Segundo ele, os Estados Unidos não conseguem produzir munições na mesma velocidade com que disparam contra o Irã em um intervalo muito curto de tempo. No caso do Irã, as Forças Armadas norte-americanas necessitam especialmente de mísseis.
O número de mísseis dos EUA é limitado, e a produção da indústria bélica não consegue reabastecer rapidamente os arsenais utilizados contra alvos no Oriente Médio: o consumo físico de recursos materiais é muito mais rápido do que a produtividade das fábricas militares norte-americanas, acredita Klimov.
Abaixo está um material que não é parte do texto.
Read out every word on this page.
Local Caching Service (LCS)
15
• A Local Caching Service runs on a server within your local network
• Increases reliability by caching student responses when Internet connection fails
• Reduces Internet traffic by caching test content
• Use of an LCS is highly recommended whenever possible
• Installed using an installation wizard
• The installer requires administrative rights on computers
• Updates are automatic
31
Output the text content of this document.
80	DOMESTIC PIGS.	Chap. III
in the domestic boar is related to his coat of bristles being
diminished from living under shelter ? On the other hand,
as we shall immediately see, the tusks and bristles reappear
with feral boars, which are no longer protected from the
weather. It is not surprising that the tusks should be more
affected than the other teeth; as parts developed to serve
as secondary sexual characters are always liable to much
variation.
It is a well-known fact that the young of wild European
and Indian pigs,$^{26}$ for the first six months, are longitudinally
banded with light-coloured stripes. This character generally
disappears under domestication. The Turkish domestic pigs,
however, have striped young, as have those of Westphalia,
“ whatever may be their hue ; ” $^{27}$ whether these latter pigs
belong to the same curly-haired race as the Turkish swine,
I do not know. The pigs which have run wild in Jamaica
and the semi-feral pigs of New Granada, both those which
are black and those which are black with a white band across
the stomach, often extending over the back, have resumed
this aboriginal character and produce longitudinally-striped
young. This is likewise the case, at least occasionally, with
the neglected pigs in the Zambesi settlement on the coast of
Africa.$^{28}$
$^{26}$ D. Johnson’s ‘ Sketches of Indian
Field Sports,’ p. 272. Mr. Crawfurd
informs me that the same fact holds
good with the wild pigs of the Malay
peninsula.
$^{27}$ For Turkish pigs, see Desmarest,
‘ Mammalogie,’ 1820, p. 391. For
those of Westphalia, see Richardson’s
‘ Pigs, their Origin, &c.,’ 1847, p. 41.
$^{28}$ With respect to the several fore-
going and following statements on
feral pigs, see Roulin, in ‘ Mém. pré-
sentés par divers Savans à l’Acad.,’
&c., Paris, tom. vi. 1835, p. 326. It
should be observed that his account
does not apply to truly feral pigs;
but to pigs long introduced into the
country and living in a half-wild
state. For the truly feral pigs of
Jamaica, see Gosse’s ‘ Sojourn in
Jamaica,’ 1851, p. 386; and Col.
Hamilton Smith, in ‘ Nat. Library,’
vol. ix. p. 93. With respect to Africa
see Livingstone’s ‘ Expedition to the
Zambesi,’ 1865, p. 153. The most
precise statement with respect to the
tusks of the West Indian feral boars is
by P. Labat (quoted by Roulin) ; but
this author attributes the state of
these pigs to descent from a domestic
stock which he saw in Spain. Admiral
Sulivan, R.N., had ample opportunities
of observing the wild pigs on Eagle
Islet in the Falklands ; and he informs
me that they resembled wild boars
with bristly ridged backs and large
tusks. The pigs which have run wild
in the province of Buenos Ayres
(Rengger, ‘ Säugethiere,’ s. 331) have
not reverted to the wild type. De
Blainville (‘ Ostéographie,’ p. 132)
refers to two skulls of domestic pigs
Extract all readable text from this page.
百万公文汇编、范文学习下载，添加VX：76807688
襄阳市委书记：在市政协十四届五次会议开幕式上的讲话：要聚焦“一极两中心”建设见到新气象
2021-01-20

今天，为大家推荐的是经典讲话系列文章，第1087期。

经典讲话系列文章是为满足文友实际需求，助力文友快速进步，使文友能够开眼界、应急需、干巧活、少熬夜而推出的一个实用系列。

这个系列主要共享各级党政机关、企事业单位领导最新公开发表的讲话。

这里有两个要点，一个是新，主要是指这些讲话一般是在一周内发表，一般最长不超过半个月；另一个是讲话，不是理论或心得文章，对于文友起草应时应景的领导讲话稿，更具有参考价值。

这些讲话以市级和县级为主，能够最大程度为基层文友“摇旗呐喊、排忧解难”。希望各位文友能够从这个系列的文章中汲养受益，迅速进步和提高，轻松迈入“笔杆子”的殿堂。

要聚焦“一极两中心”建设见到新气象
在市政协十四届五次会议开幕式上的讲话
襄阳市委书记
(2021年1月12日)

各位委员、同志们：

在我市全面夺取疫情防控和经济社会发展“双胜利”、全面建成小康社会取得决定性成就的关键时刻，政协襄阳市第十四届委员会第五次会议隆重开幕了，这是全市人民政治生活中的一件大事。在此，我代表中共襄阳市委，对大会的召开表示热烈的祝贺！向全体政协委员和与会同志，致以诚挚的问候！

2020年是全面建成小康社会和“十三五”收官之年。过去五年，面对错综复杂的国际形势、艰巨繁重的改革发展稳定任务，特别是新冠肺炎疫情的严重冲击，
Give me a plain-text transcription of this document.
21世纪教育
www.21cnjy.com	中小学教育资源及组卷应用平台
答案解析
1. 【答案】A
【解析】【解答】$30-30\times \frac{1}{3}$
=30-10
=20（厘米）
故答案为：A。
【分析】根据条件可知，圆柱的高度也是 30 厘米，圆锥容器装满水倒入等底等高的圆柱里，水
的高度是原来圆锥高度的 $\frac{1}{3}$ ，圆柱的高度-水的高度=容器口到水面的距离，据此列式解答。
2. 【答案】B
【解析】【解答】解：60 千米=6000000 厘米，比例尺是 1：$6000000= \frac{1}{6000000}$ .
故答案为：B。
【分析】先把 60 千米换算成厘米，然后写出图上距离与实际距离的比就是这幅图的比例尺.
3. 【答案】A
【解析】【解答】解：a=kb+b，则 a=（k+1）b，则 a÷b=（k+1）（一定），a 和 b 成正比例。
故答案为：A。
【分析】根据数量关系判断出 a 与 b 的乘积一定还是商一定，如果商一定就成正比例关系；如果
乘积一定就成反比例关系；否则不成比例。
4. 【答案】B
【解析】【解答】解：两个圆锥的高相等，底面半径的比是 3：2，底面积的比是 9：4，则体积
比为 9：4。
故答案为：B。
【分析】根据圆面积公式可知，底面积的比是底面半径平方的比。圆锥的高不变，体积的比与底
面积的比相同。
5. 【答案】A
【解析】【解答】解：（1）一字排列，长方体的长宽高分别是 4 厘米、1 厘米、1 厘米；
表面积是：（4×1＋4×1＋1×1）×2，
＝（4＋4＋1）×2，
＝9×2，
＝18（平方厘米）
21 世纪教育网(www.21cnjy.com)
"Sim, a realidade da produção de armas nos Estados Unidos é diferente para cada tipo de armamento. Mas, simplificando ao máximo, acontece mais ou menos assim: uma semana de guerra com intensos ataques com mísseis equivale a um ano de trabalho de toda a indústria bélica norte-americana", acrescentou o especialista.
Ele ressaltou que o uso da reserva estratégica do Exército americano, destinada à defesa do território nacional, é proibido pelas leis dos EUA. Por isso, não há muitos recursos materiais disponíveis, ou talvez eles já tenham se esgotado, concluiu Klimov.
No dia 28 de fevereiro, os Estados Unidos e Israel começaram a atacar alvos no Irã, inclusive em Teerã. Em resposta, o Irã realizou ataques retaliatórios contra o território israelense e contra instalações militares dos EUA na região do Oriente Médio.
Washington e Tel Aviv justificaram o início da operação militar como um ataque preventivo, supostamente motivado por ameaças de Teerã relacionadas ao seu programa nuclear. No entanto, agora não escondem que gostariam de ver uma mudança de regime no Irã.